KENDARI, TELISIK.ID - Badan Pengawas Pemilu (Bawaslu) Sulawesi Tenggara (Sultra) mengandalkan data Sistem Pengawasan Pemilu (Siwaslu) dan dokumen laporan hasil pengawasan (Formulir A) sebagai modal sidang sengketa Pilkada Serentak 2020 di Mahkamah Konstitusi (MK).
Siwaslu ini akan membantu Bawaslu memetakan lokasi dan detail persoalan terkait sengekat pilkada.
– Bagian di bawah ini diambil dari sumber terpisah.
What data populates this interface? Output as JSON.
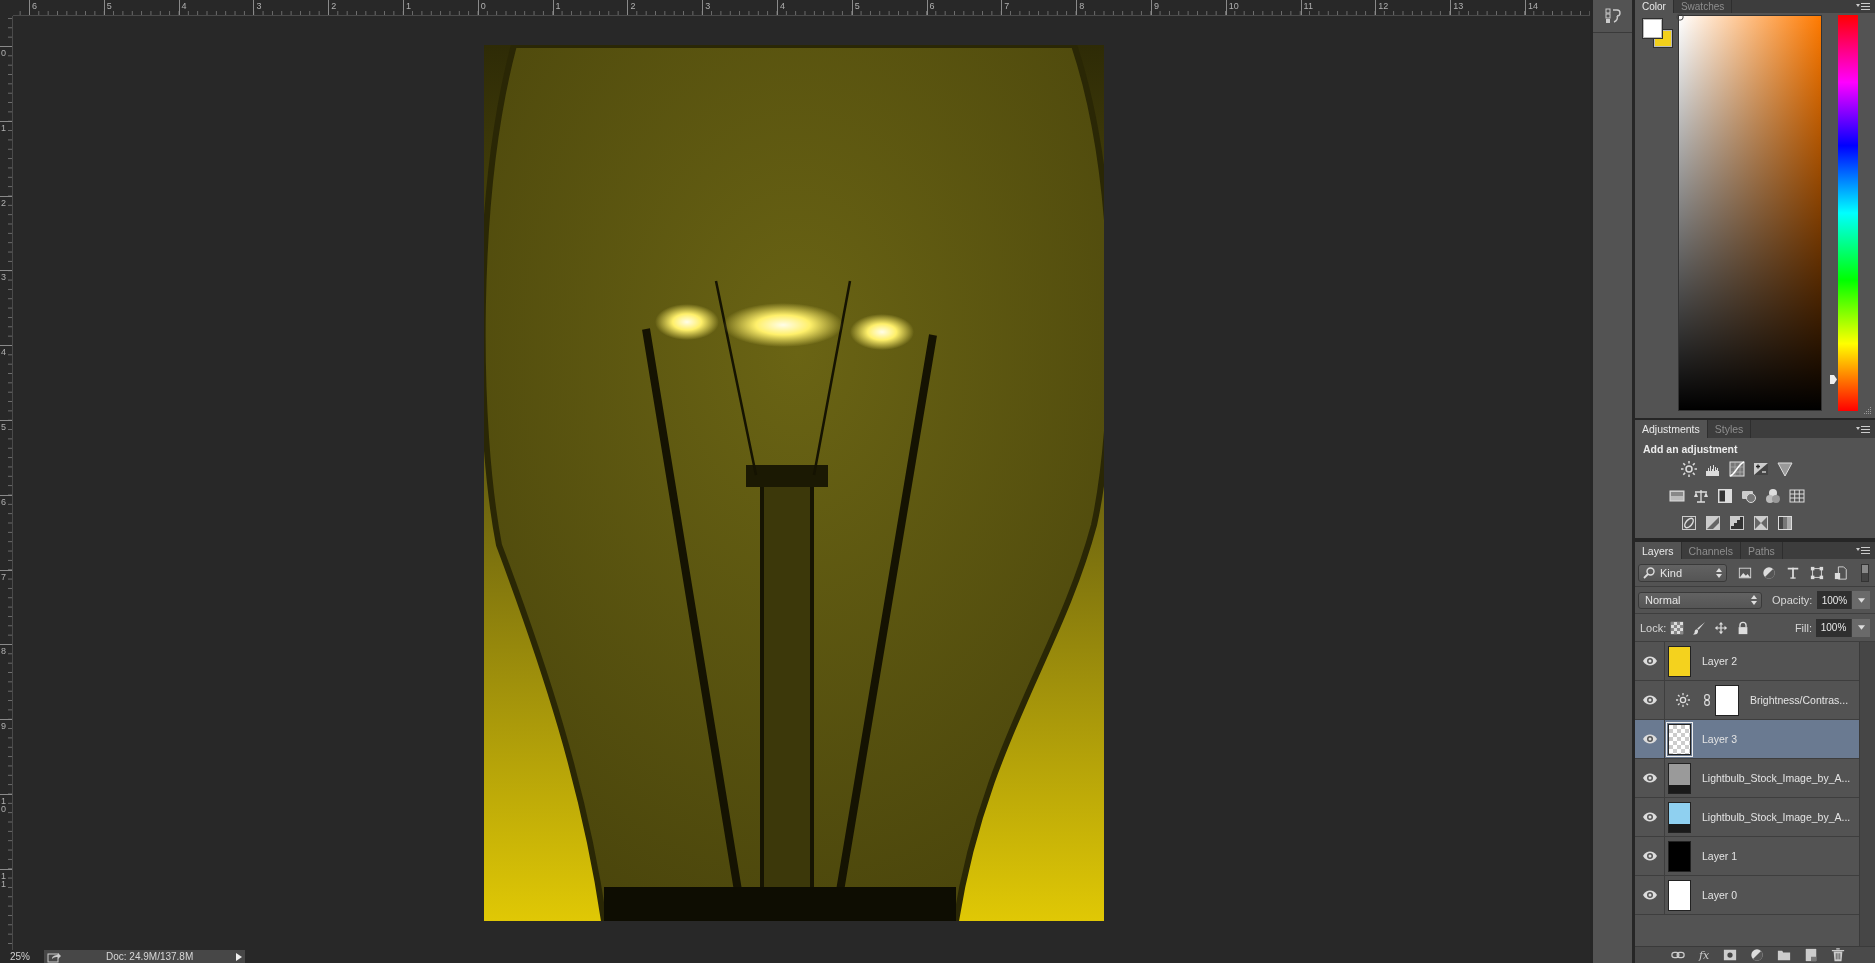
{
  "rulers": {
    "horizontal": [
      "6",
      "5",
      "4",
      "3",
      "2",
      "1",
      "0",
      "1",
      "2",
      "3",
      "4",
      "5",
      "6",
      "7",
      "8",
      "9",
      "10",
      "11",
      "12",
      "13",
      "14"
    ],
    "vertical": [
      "0",
      "1",
      "2",
      "3",
      "4",
      "5",
      "6",
      "7",
      "8",
      "9",
      "10",
      "11"
    ]
  },
  "status_bar": {
    "zoom": "25%",
    "doc_info": "Doc: 24.9M/137.8M"
  },
  "color_panel": {
    "tabs": [
      {
        "label": "Color",
        "selected": true
      },
      {
        "label": "Swatches",
        "selected": false
      }
    ],
    "swatches": [
      {
        "color": "#ffffff"
      },
      {
        "color": "#f2d01c"
      }
    ],
    "hue_slider": {
      "level": 0.08
    }
  },
  "adjustments_panel": {
    "tabs": [
      {
        "label": "Adjustments",
        "selected": true
      },
      {
        "label": "Styles",
        "selected": false
      }
    ],
    "heading": "Add an adjustment"
  },
  "layers_panel": {
    "tabs": [
      {
        "label": "Layers",
        "selected": true
      },
      {
        "label": "Channels",
        "selected": false
      },
      {
        "label": "Paths",
        "selected": false
      }
    ],
    "filter": "Kind",
    "blend_mode": "Normal",
    "opacity_label": "Opacity:",
    "opacity": "100%",
    "lock_label": "Lock:",
    "fill_label": "Fill:",
    "fill": "100%",
    "layers": [
      {
        "name": "Layer 2",
        "kind": "pixel",
        "color": "#f4d21e",
        "visible": true,
        "selected": false
      },
      {
        "name": "Brightness/Contras...",
        "kind": "adjustment",
        "color": "#ffffff",
        "visible": true,
        "selected": false
      },
      {
        "name": "Layer 3",
        "kind": "transparent",
        "visible": true,
        "selected": true
      },
      {
        "name": "Lightbulb_Stock_Image_by_A...",
        "kind": "photo",
        "color": "#9a9a9a",
        "visible": true,
        "selected": false
      },
      {
        "name": "Lightbulb_Stock_Image_by_A...",
        "kind": "photo",
        "color": "#8fd0f0",
        "visible": true,
        "selected": false
      },
      {
        "name": "Layer 1",
        "kind": "pixel",
        "color": "#000000",
        "visible": true,
        "selected": false
      },
      {
        "name": "Layer 0",
        "kind": "pixel",
        "color": "#ffffff",
        "visible": true,
        "selected": false
      }
    ],
    "fx_label": "fx"
  }
}
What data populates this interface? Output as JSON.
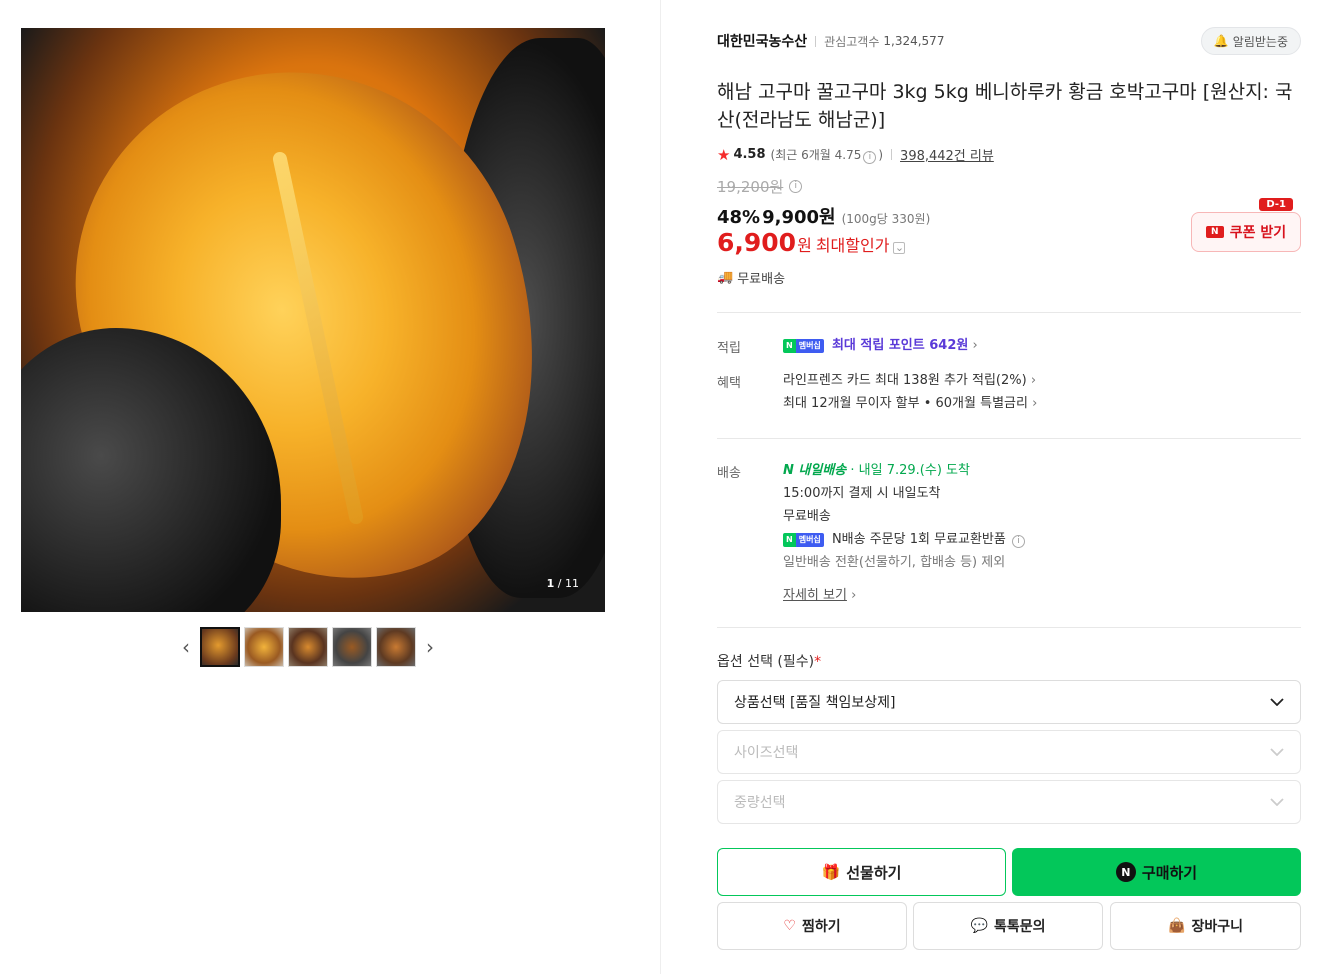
{
  "gallery": {
    "counter_current": "1",
    "counter_total": "/ 11",
    "thumbnails": [
      "thumb-1",
      "thumb-2",
      "thumb-3",
      "thumb-4",
      "thumb-5"
    ]
  },
  "store": {
    "name": "대한민국농수산",
    "fans_label": "관심고객수",
    "fans_count": "1,324,577",
    "alarm_label": "알림받는중"
  },
  "product": {
    "title": "해남 고구마 꿀고구마 3kg 5kg 베니하루카 황금 호박고구마 [원산지: 국산(전라남도 해남군)]",
    "rating": "4.58",
    "rating_recent": "(최근 6개월 4.75",
    "rating_recent_close": ")",
    "review_count": "398,442건 리뷰",
    "original_price": "19,200원",
    "discount": "48%",
    "sale_price": "9,900원",
    "unit_price": "(100g당 330원)",
    "best_price": "6,900",
    "best_price_unit": "원",
    "best_price_label": "최대할인가",
    "free_shipping": "무료배송"
  },
  "coupon": {
    "label": "쿠폰 받기",
    "d_day": "D-1",
    "n_mark": "N"
  },
  "benefits": {
    "points_label": "적립",
    "membership_badge_n": "N",
    "membership_badge_text": "멤버십",
    "points_text": "최대 적립 포인트 642원",
    "benefit_label": "혜택",
    "benefit_line1": "라인프렌즈 카드 최대 138원 추가 적립(2%)",
    "benefit_line2": "최대 12개월 무이자 할부 • 60개월 특별금리"
  },
  "delivery": {
    "label": "배송",
    "tomorrow_badge": "N 내일배송",
    "tomorrow_text": "· 내일 7.29.(수) 도착",
    "cutoff": "15:00까지 결제 시 내일도착",
    "free": "무료배송",
    "return_text": "N배송 주문당 1회 무료교환반품",
    "exclusion": "일반배송 전환(선물하기, 합배송 등) 제외",
    "detail_link": "자세히 보기"
  },
  "options": {
    "label": "옵션 선택 (필수)",
    "required_mark": "*",
    "select1": "상품선택 [품질 책임보상제]",
    "select2": "사이즈선택",
    "select3": "중량선택"
  },
  "actions": {
    "gift": "선물하기",
    "buy": "구매하기",
    "wish": "찜하기",
    "talk": "톡톡문의",
    "cart": "장바구니"
  },
  "colors": {
    "accent_green": "#03c75a",
    "price_red": "#e01d1d",
    "membership_blue": "#3e5cf1"
  }
}
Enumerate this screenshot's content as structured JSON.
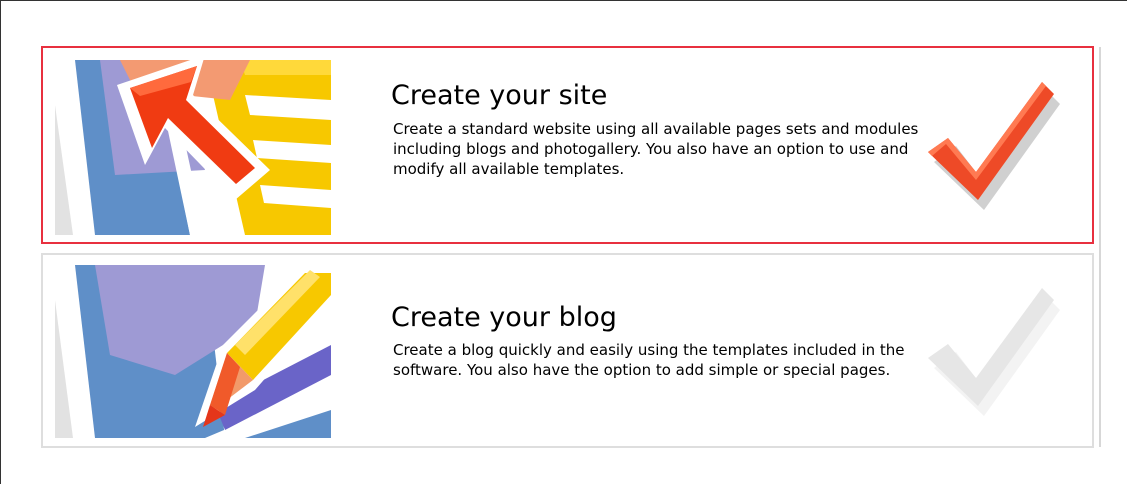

Bukan hanya itu, Bawaslu provinsi dan kota telah menyusun materi permohonan sesuai gugatan yang telah diajukan pemohon.
“Siwaslu dan dokumen laporan hasil pengawasan (Formulir A) dari setiap jajaran pengawas pemilu. Selain itu, Bawaslu Provinsi dan Bawaslu Kabupaten telah menyusun keterangan sesuai dengan pokok permohonan dalam gugatan,” ucap Anggota Komisioner Bawaslu Sultra, Munsir Salam saat dihubungi, Selasa (19/1/2021).
Baca juga: KPU Diyakini Mampu Jawab Salinan Gugatan Paslon RAPI
Munsir Salam mengatakan, Siwaslu ini menjadi referensi penting untuk menentukan kejadian-kejadian spesifik yang menjadi daerah sengketa Pilkada. Siwaslu ini mendokumentasikan hasil dan proses saat pilkada. Maka Bawaslu memiliki data yang jelas sehingga bisa di pertanggungjawabkan.